The ire of God killed Jesus, our substitute. Abraham stands for God and Isaac for Jesus. Abraham did not get to kill his son. God, whom Abraham symbolizes in the incident where Abraham was instructed to kill his only son, Isaac, did kill Jesus. It doesn't sound pleasant to say it, but when you analyze this particular story and think about the fact that God is able to take the life of sinners since he is the life giver, it make sense.
The good news is that in spite of killing or letting his only son die, God was able to save mankind.
It's seldom said, but God did not have to resurrect Jesus. He very well could have let him remain dead. Jesus was also the beneficiary of God's forgiving love.
Also, Jesus risked a lot in dying for humanity because he could possibly have failed and then not only humanity would have been lost, but Jesus as well. Had that happened, would God have found another solution? Who would then have to died to save both Jesus and humanity had that become necessary?
The similarities between the near sacrifice of Isaac by Abraham and what really did happen to Jesus have other dimensions, as well. Isaac almost died and should have died if Abraham would have gone through with it. Paul mentions that Abraham hoped that if he did kill his son, God could potentially bring him back to life. Christ, in fact, did die, but not for very long. In three days' time God brought him back to life. In this regard he is like Isaac who almost died, but was saved just before the knife came down.
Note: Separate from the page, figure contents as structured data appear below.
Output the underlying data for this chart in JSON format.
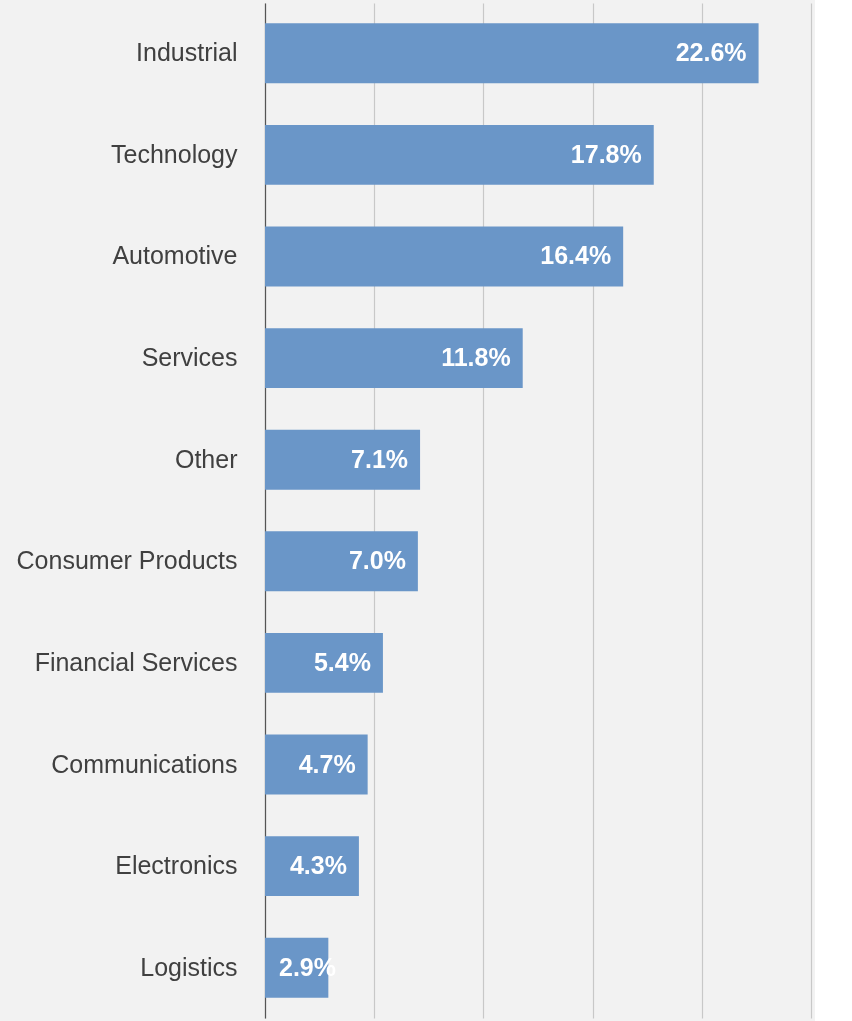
{
  "chart_data": {
    "type": "bar",
    "orientation": "horizontal",
    "categories": [
      "Industrial",
      "Technology",
      "Automotive",
      "Services",
      "Other",
      "Consumer Products",
      "Financial Services",
      "Communications",
      "Electronics",
      "Logistics"
    ],
    "values": [
      22.6,
      17.8,
      16.4,
      11.8,
      7.1,
      7.0,
      5.4,
      4.7,
      4.3,
      2.9
    ],
    "value_labels": [
      "22.6%",
      "17.8%",
      "16.4%",
      "11.8%",
      "7.1%",
      "7.0%",
      "5.4%",
      "4.7%",
      "4.3%",
      "2.9%"
    ],
    "color": "#6a96c8",
    "xlim": [
      0,
      25
    ],
    "xticks": [
      {
        "value": 0,
        "label": null
      },
      {
        "value": 5,
        "label": null
      },
      {
        "value": 10,
        "label": null
      },
      {
        "value": 15,
        "label": null
      },
      {
        "value": 20,
        "label": null
      },
      {
        "value": 25,
        "label": null
      }
    ],
    "grid": "x",
    "tick_labels": "y"
  }
}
There is no feminine principle in the Godhead, but if there were it would have to be either Jesus, or the Holy Spirit. In this story of Abraham and Isaac, the third person, Sarah, was left in the dark lest she influence the sacrifice of her only son. Not much is said in the Bible about how the Holy Spirit felt about Christ's approaching death. We can only assume that he too was pained by it though supportive of it, nevertheless.